Shungudzo, whose life story is quite a marvel─going from being the first-ever black female to represent Zimbabwe in the 1999 All-Africa Games to starring in “The Real World: San Diego” to studying at Stanford University and being discovered by acclaimed producer Krucial. Her songwriting has also found its way onto records by Little Mix, Jessie Ware, and The Chainsmokers.

But now, she owns the space on her own. I’m not a mother, but I have children is the year’s most searingly honest release, brittle with centuries-old miseries. Her work as a former journalist in world news, running a company as editor-in-chief, seeps into her understanding of people, their relationships to one another, and trauma as currency.

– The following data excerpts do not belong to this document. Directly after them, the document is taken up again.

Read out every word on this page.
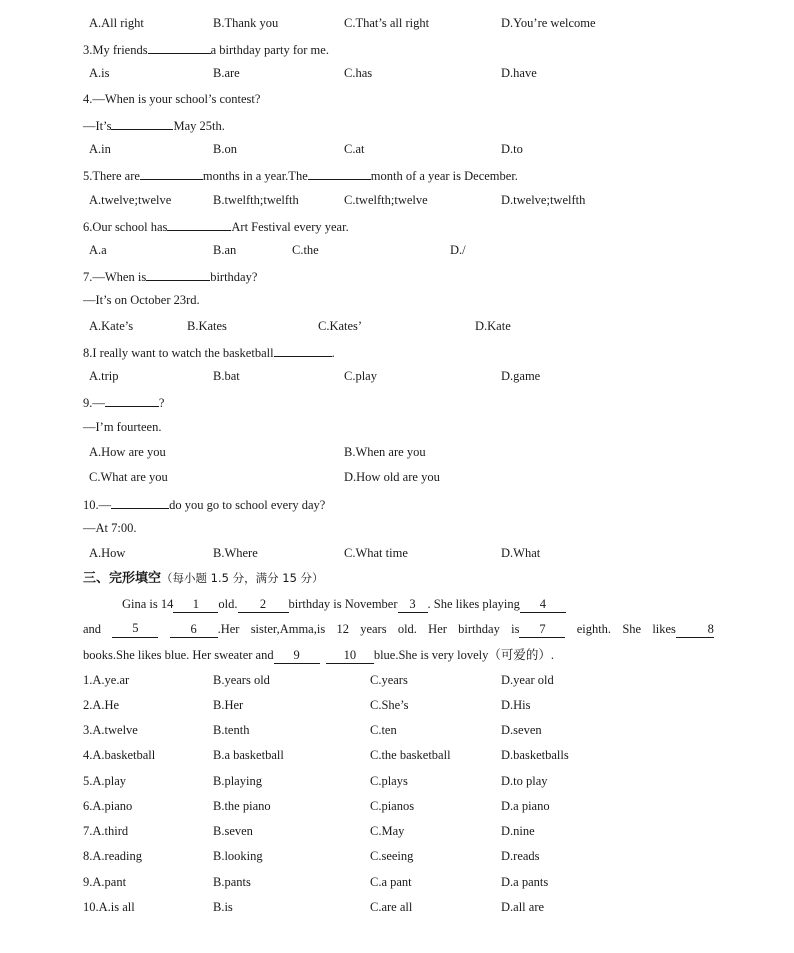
A.All right	B.Thank you	C.That’s all right	D.You’re welcome
3.My friends	a birthday party for me.
A.is	B.are	C.has	D.have
4.—When is your school’s contest?
—It’s	May 25th.
A.in	B.on	C.at	D.to
5.There are	months in a year.The	month of a year is December.
A.twelve;twelve	B.twelfth;twelfth	C.twelfth;twelve	D.twelve;twelfth
6.Our school has	Art Festival every year.
A.a	B.an	C.the	D./
7.—When is	birthday?
—It’s on October 23rd.
A.Kate’s	B.Kates	C.Kates’	D.Kate
8.I really want to watch the basketball	.
A.trip	B.bat	C.play	D.game
9.—	?
—I’m fourteen.
A.How are you	B.When are you
C.What are you	D.How old are you
10.—	do you go to school every day?
—At 7:00.
A.How	B.Where	C.What time	D.What
三、完形填空（每小题 1.5 分，满分 15 分）
Gina is 14 1 old. 2 birthday is November 3 . She likes playing 4
and	5	6 .Her sister,Amma,is 12 years old. Her birthday is 7	eighth. She likes	8
books.She likes blue. Her sweater and 9	10 blue.She is very lovely（可爱的）.
1.A.ye.ar	B.years old	C.years	D.year old
2.A.He	B.Her	C.She’s	D.His
3.A.twelve	B.tenth	C.ten	D.seven
4.A.basketball	B.a basketball	C.the basketball	D.basketballs
5.A.play	B.playing	C.plays	D.to play
6.A.piano	B.the piano	C.pianos	D.a piano
7.A.third	B.seven	C.May	D.nine
8.A.reading	B.looking	C.seeing	D.reads
9.A.pant	B.pants	C.a pant	D.a pants
10.A.is all	B.is	C.are all	D.all are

“My job every day was to wake up very early and look up some of the greatest tragedies that had happened around the world and decide which were most important or most clickable. I found that experience to be so heartbreaking,” she recalls, “and I found myself to be in the business of profiting off of other people’s losses. To have to categorize other people’s pain like that and then sell it was really hard for me.”

Once she quit her job and moved to music-making full-time, she made a choice not to “live in the news anymore,” she says. “Knowing the news, a lot of stories are the same and used over and over again, with very little change occurring. Once one new site picks up one story, the rest of them pick them up. So I found that it was not productive for me to continue checking every news site I used to check when I worked in journalism and to check the news five times a day.

“I understand the importance of the news, but I think that’s still a business. And I would even argue, it’s a form of entertainment for a lot of people─like when you go to someone’s house and the news is on the TV all the time. That is not necessarily healthy, to allow yourself to watch it all the time and to allow yourself to become desensitized.”

I’m not a mother, but I have children, a culmination of all her life experience, personal and professional, is unshakable, speaking truth to power with ravenous energy. As Shunguzdo performs in the scorching outro, “Silence, hate, beat, kill”: And if you’re still indifferent, fuck you / You’re part of the problem, too.